We have proposed five basic ideas to change the world of orthopedics:
- The application of force (the cause) can be modernized and standardized. The assessment of force (the effect) can be modernized and standardized. This new model of technological force application and assessment is first established for application of prosthesis to bone.
- Bone is an elaborate spring like structure with viscoelastic properties that can be further exploited to our advantage for press fit technology. We can fine tune bone with more sophisticated tools for a better press fit, eliminating the need for screws, bone cement and uncertainty.
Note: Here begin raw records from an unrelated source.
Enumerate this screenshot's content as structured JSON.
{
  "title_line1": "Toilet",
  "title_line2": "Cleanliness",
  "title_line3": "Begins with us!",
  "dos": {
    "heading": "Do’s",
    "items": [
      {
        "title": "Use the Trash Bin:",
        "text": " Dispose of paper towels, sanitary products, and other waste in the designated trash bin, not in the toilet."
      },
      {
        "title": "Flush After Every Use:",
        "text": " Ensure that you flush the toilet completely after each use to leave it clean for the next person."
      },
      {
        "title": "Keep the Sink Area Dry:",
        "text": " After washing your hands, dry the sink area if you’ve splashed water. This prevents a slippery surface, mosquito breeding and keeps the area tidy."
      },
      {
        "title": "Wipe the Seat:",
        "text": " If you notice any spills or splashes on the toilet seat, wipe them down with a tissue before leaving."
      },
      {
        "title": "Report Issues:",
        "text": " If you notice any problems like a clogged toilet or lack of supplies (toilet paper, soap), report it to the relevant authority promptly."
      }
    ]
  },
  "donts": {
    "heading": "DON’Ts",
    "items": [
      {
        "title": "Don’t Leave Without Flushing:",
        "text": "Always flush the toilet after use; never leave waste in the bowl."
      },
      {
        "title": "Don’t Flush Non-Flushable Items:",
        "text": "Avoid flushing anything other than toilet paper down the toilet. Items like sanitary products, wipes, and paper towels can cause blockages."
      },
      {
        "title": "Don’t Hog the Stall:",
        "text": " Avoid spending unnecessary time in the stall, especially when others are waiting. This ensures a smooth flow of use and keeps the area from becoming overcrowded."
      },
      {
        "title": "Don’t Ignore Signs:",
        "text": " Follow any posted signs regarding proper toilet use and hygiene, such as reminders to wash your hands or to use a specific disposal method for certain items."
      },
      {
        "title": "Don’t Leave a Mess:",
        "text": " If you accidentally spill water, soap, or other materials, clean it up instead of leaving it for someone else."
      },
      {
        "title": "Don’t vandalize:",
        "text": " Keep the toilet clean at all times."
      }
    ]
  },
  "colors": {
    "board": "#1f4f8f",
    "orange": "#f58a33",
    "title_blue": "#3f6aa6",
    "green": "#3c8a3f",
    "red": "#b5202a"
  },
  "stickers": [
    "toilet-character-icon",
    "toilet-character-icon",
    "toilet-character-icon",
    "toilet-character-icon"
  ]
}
- Technological application/assessment of force in item 1 applies equally as well to application of prosthesis to prosthesis. We have proven this concept with working prototypes: How to obtain a cold weld to eliminate Trunionnosis.
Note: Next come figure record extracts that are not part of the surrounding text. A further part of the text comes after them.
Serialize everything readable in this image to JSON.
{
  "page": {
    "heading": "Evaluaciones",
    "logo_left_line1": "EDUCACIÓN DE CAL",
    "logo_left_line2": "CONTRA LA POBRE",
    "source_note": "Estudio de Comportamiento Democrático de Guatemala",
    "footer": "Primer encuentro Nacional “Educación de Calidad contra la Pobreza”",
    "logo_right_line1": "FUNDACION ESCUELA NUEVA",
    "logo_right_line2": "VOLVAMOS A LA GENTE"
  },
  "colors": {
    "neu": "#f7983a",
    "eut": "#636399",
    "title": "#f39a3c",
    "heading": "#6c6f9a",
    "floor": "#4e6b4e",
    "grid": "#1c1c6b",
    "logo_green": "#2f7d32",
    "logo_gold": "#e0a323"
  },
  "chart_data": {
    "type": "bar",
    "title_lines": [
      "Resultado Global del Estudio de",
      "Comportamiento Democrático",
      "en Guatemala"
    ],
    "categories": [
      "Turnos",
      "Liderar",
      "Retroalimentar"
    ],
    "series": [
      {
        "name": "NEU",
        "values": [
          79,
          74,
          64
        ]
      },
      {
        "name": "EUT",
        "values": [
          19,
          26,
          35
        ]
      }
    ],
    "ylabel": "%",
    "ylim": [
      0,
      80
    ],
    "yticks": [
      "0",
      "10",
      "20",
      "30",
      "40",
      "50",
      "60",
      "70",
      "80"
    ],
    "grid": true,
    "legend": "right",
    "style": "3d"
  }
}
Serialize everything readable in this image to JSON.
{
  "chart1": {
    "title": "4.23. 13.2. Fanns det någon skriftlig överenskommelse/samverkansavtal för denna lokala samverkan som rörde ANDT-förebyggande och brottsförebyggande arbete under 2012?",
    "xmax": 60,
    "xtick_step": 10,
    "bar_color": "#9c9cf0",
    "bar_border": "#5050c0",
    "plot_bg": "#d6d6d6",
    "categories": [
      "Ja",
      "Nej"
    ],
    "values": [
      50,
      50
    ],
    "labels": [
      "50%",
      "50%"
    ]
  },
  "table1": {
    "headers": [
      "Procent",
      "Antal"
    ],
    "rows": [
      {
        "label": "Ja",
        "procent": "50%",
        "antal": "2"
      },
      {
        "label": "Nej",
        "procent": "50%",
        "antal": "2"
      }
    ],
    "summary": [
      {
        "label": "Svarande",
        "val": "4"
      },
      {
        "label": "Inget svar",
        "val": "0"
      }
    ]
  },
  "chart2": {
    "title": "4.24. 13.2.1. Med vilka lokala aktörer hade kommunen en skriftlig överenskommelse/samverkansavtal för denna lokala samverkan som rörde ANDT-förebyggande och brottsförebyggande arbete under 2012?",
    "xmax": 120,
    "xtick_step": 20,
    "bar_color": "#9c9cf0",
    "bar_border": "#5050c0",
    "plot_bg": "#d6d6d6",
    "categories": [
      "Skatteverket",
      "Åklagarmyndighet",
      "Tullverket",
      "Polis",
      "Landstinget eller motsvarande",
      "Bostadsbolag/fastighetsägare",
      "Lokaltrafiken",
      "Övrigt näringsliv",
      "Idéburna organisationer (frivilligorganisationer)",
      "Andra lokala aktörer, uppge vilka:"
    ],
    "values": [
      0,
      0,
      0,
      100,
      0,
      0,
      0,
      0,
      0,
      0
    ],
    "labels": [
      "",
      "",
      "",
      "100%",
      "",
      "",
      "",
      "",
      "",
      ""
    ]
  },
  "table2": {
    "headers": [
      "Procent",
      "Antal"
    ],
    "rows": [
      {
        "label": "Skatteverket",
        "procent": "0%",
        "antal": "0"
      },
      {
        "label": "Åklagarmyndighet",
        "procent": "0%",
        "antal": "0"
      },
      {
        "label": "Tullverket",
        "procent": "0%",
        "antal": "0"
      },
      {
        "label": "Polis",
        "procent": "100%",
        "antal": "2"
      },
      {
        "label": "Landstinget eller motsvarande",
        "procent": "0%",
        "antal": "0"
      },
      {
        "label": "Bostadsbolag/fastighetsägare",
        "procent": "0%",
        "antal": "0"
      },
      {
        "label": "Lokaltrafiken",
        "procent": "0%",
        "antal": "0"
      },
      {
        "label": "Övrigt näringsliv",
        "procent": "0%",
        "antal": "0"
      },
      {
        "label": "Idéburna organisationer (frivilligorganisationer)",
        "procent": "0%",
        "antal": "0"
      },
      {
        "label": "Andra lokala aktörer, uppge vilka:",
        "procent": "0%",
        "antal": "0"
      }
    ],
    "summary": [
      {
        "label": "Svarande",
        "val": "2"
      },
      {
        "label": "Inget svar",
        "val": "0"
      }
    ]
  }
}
- Alteration of the crystalline structure of metal for a specific functional purpose. Particularly with use of vibratory force for prosthesis insertion, we contemplated prosthesis and implants that “want to insert” with less force. We also contemplated prosthesis that more closely resemble the actual intricacies of bone at the microstructure and mesoscale levels based on stress distribution, to eliminate corrosion with prosthesis to prosthesis bonding and bone resorption and stress shielding in prosthesis to bone bonding.
- A novel method of fracture fixation and stabilization is proposed for the trauma patient, contemplating use of robotics and anisotropic metals. We believe this technique could supplant the use of plates and rods and eliminate long and difficult surgeries with excessive dissection, blood loss, use of traction, and radiation.
Our goal is to make the orthopedic operations safer for patients and less risky for surgeons. We believe many of the failures in orthopedics are associated with the lack of good tools with which to perform surgeries. As an industry we may not be providing the right analysis, nor reporting on the failures associated with lack of proper tools. It is time to change that. We are looking to industry, academia, private and government support to advance these concepts. Many of the ideas proposed have been significantly de-risked and prototyped. There are several white papers that need academic involvement to become landmark papers. We have three issued patents and over two dozen applications pending examination.